Policy infrastructure is the “control bus” that harnesses distributed systems to enterprise requirements. Policies, administered centrally, must propagate promptly, consistently and reliably to the target nodes and services where they’ll be enforced.

Real-time policy propagation is a critical requirement of dynamic network and application environments. Companies expose themselves to unacceptable security risks when policy updates don’t flow immediately from administration tools to firewalls, proxies and other policy-enforcement points.

Distributed environments can’t become self-policing and self-optimizing if policy traffic lags behind the traffic it’s supposed to control. From a security standpoint, the objective must be to ensure that terminated employees can’t access distributed resources before their permissions are revoked, or that viruses don’t reach their targets before new virus patterns propagate to those nodes. From a performance standpoint, service-level agreements must govern run-time interactions among distributed application components, thus ensuring that end-to-end latencies and response times don’t stretch beyond acceptable thresholds.

However, expedited policy propagation isn’t always easy to guarantee in complex networks.

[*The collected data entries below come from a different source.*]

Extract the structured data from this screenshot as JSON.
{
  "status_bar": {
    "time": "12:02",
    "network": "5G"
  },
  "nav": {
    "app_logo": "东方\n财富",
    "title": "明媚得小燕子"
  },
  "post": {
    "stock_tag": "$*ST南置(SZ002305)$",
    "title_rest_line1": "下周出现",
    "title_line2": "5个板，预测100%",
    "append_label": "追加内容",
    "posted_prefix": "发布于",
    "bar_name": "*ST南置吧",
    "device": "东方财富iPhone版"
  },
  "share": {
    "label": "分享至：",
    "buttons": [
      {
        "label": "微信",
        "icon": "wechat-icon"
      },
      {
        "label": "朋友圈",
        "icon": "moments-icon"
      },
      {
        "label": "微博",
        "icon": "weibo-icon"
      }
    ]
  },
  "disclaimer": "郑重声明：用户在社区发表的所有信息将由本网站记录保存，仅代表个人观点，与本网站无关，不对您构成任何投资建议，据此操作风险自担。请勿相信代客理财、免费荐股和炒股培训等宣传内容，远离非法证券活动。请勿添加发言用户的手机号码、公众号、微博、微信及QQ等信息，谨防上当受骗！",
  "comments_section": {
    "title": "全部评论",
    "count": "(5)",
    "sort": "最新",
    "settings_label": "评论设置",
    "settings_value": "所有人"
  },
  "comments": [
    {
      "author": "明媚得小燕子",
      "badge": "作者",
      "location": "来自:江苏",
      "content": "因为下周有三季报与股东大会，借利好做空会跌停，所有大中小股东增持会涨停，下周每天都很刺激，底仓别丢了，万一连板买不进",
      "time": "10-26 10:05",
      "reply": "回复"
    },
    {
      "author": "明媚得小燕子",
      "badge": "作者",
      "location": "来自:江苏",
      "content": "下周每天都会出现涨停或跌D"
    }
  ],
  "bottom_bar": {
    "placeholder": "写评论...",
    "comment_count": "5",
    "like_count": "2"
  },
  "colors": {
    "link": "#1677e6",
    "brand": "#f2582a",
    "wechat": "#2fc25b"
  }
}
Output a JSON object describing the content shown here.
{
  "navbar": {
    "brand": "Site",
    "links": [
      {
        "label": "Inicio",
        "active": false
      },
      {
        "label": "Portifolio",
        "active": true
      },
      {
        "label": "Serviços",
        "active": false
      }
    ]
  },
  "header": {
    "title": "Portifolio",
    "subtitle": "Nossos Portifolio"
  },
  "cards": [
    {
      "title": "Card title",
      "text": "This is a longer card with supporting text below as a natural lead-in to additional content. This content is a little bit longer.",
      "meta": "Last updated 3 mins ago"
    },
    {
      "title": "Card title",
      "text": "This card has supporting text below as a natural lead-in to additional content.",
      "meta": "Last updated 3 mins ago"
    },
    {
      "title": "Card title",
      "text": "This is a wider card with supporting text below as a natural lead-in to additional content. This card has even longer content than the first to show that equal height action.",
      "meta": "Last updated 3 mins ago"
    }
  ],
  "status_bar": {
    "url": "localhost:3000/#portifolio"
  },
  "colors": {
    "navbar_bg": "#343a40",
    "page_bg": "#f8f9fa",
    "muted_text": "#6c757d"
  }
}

Usually, policies and policy-relevant data such as user identities and permissions propagate like most other information on enterprise networks: via routed IP networks. As the number of managed resources grows, so does the volume of traffic associated with managing those resources and enabling basic security operations such as authentication, authorization and content filtering. This traffic can choke networks that haven’t been optimized to prioritize delivery of policy updates to distributed nodes, such as firewalls, proxy servers, intrusion-detection devices, anti-spam gateways and desktops.

Companies should be able to run policy, identity and security administration traffic over message-oriented middleware (MOM) environments. MOM services can ensure reliable, guaranteed, end-to-end delivery between applications. But sadly, no MOM protocol standard has ever been implemented on all operating platforms and applications environments, so the necessary middleware fabric for accelerated policy traffic doesn’t exist.

Expediting policy propagation is especially difficult in Web services environments. No MOM protocol has yet been implemented in production mode in the fast-developing Web services arena. Simple Object Access Protocol (SOAP), with its long latencies and lack of delivery guarantees, is not the ideal transport for pushing policy, identity and permission updates across Web services environments in real time. The Web services world won’t have a reliable, deterministic messaging protocol until vendors implement proposed standards such as Web Services Reliable Messaging, which leverages and extends SOAP.

The Web services control bus will become congested and in need of prioritized policy routing. The volume of SOAP-encapsulated policy traffic will keep expanding. Just look at the range of SOAP-oriented identity, security and policy standards that have been developed. If you want to see the emerging outlines of the Web services control bus, consider specifications such as Security Assertion Markup LanguageWeb Services Security and Service Provisioning Markup Language.

Network planners should factor requirements for prioritized policy routing into their Web services middleware planning. To accelerate policy traffic, companies will rely on content-based SOAP routers from various vendors, including ActionalAmberPointBlue Titan and DataPower Technology. Most of these vendors’ application-layer routers are deployed as proxies to various enterprise application servers.

Ask your identity, security and policy management vendors whether they plan to integrate with any of these third-party application-layer routers or implement prioritized SOAP routing functionality into their products. Unfortunately, few security vendors have considered this issue in a coordinated fashion. But they will need to do so soon. Prioritized policy routing is essential to the governance, effectiveness and scalability of complex Web services security environments. Without it, networks will become riddled with vulnerabilities caused by inconsistent, lagged application of policy updates across diverse, dispersed nodes.